Berrimilla was fitted with satellite communications but Alex reckoned that at this point they were “as far as it is possible to get from another human being on the planet”. So he decided to try to contact someone off the planet, the crew of the International Space Station, or ISS, circling the globe and passing a mere 300 km above their position. Their message was received by a somewhat bemused US astronaut Leroy Chiao, captain of the ISS and the three chatted for a while.
Wind the clock back just 25 years to June 1990 and I was also mid-ocean, sailing with my co-skipper Hugh Cartwright (both somewhat less than 60) in the two-handed transatlantic race, or TWOSTAR, from Plymouth to Newport, Rhode Island. We were equipped with a very early GPS but communications were limited to short range VHF and SSB (single sideband radio) for longer distances.
SSB was far from new but at the time it was the best, if not only, form of long-range communication for small boats. One of the characteristics of SSB, as with other types of radio, is that operators transmit and receive messages on different frequencies so that anyone listening and waiting for their turn would only ever hear half of any message.
The available transmitting power of SSB on a yacht is tiny compared with others using the system, such as passenger liners and, of course, the Royal Navy, so it was often not easy to be heard by the shore station, in our case Portishead Radio.
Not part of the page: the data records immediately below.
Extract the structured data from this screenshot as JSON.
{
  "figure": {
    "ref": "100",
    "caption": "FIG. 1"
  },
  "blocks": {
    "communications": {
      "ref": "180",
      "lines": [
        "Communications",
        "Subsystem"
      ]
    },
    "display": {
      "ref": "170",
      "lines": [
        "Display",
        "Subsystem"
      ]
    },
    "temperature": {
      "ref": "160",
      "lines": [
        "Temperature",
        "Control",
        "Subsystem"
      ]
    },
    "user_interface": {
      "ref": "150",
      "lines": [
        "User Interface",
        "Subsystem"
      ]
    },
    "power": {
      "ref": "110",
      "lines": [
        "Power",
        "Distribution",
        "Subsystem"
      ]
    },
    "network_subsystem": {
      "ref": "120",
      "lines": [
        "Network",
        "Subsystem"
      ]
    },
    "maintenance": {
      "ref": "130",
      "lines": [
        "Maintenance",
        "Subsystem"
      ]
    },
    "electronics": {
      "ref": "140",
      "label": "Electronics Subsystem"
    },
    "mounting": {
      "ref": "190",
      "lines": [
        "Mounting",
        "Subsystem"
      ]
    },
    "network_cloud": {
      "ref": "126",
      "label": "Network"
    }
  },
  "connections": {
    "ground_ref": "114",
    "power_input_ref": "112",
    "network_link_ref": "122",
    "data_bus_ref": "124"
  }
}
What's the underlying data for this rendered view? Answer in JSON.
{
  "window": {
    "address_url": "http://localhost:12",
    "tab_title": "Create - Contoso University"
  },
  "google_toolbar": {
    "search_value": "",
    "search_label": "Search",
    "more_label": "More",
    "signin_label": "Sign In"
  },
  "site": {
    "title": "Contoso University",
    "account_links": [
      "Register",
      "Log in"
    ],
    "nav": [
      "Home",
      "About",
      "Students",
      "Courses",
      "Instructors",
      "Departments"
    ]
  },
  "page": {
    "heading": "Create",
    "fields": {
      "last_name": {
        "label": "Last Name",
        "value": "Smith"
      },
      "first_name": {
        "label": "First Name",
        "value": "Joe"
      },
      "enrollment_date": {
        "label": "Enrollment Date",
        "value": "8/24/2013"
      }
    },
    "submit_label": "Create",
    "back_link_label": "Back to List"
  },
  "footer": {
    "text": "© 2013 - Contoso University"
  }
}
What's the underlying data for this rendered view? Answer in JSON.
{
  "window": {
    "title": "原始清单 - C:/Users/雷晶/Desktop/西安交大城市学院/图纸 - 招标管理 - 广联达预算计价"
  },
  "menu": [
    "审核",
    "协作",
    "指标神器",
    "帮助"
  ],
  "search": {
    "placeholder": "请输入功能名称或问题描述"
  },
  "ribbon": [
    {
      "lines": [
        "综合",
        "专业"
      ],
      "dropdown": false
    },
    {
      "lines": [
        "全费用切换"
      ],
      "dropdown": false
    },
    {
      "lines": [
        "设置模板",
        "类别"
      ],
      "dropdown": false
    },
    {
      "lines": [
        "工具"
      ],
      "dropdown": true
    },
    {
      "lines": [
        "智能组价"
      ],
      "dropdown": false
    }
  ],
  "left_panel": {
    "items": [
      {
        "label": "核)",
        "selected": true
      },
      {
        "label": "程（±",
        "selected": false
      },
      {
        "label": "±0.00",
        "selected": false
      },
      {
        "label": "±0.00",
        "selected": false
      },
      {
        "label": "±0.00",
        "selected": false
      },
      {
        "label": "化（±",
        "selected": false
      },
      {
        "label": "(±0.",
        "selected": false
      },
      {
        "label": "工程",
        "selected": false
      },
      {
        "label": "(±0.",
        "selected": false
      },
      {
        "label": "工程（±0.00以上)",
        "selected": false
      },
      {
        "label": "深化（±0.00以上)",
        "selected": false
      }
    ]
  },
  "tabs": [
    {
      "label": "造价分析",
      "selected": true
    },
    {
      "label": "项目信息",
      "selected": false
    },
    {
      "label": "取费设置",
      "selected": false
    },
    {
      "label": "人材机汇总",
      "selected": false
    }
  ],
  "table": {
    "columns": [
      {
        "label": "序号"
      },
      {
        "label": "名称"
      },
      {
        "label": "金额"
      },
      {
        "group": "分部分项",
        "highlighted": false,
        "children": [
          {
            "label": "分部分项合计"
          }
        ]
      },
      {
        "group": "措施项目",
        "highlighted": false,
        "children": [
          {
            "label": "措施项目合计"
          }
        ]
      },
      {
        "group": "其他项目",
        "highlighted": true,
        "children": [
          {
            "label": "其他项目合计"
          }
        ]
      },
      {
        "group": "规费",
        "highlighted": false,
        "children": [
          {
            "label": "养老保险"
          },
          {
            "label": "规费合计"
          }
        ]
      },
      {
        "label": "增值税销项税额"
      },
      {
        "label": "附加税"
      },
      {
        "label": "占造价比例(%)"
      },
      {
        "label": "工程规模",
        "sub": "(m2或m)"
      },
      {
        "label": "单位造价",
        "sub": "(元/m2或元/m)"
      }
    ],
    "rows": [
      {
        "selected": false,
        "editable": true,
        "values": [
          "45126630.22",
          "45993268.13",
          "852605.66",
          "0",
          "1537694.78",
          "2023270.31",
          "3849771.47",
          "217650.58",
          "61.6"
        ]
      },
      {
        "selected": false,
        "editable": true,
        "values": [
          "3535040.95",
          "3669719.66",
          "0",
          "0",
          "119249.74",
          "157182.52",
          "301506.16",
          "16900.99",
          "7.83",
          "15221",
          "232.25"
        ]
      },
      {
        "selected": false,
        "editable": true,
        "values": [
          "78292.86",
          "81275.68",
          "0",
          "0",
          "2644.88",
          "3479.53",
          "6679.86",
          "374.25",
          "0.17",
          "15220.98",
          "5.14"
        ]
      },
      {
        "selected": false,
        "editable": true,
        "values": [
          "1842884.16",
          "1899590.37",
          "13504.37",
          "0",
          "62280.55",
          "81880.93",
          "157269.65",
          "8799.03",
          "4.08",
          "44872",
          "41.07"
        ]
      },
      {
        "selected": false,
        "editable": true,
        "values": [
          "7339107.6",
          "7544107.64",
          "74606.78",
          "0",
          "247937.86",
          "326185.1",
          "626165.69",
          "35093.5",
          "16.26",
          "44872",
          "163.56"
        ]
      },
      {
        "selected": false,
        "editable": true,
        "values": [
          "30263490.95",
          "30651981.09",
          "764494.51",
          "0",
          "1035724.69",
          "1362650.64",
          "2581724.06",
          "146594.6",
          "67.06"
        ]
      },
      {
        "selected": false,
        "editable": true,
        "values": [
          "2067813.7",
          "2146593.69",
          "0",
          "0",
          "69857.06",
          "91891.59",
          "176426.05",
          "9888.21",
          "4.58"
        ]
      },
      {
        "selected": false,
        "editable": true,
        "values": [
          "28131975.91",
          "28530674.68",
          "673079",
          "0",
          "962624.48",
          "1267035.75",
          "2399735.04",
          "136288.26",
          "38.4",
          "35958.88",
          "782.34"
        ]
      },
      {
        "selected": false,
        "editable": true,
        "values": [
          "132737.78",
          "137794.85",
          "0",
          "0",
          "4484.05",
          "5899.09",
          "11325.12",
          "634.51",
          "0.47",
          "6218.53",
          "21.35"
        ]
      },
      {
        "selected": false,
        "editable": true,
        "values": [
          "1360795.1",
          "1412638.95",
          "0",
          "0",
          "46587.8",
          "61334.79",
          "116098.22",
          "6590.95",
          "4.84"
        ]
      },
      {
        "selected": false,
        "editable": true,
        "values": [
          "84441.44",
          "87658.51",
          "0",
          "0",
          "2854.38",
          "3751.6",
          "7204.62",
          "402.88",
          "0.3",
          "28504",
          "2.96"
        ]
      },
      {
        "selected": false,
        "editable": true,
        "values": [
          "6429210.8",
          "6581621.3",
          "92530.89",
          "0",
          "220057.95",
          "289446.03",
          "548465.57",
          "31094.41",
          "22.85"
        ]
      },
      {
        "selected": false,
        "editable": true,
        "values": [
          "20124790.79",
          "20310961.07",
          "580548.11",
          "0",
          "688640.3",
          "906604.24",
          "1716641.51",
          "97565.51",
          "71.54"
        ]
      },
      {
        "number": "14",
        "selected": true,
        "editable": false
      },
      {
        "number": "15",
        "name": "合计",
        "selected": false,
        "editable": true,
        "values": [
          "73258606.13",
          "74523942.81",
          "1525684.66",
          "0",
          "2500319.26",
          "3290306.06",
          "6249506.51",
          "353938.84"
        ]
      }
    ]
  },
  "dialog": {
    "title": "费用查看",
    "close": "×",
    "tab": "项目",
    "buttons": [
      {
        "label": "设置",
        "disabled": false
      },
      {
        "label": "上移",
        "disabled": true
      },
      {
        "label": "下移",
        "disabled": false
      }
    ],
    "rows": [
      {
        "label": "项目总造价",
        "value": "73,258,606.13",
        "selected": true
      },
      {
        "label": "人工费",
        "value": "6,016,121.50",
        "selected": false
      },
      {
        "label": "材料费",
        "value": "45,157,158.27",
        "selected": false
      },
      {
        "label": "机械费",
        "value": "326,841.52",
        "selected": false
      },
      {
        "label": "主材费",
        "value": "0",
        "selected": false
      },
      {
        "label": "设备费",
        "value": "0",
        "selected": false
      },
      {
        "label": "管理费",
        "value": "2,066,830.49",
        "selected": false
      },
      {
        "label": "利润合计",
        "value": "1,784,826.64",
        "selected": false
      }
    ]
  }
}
Every hour, on the hour, there was a three-minute silent period to listen out for any distress calls and then everyone, and I mean everyone, was trying to get through.
Fortunately Portishead had been briefed that there would be a number of yachts crossing the Atlantic that month and so when and if they could hear our calls they would give us priority. But for the most of the time it was a waiting process, inadvertently listening in to the half conversations of sailors at sea. I don’t know why but lonely matelots seemed to spend more time answering questions about lawnmowers and washing machines than they did about their own welfare. Another problem with SSB, once through to the person you were calling, was to make them understand that they had to say ‘over’ at the end of their message and that chatting was very expensive.
One hundred and eighty five years earlier and Nelson had no such problems when he signalled ‘England Expects…’ before the Battle of Trafalgar in October 1805.
Misunderstanding messages has always been a problem but my favourite story is about King George V’s HMY Britannia. She was undergoing a refit in Cowes and the bosun was at the masthead putting the finishing touches to the royal crest on the truck. However, to dot the eye, literally, he needed a small amount of red paint and signalled down to his assistant on deck, who misunderstood what the paint was for and fetched a gallon can of it from the stores. This he attached to the main halyard and started to haul it aloft. Half way up, as Hoffnung might have said, the fall of the halyard became heavier than the can, which accelerated up towards the hapless bosun, hit the masthead and exploded, covering him, Britannia’s decks and about half of Cowes High Street in red paint.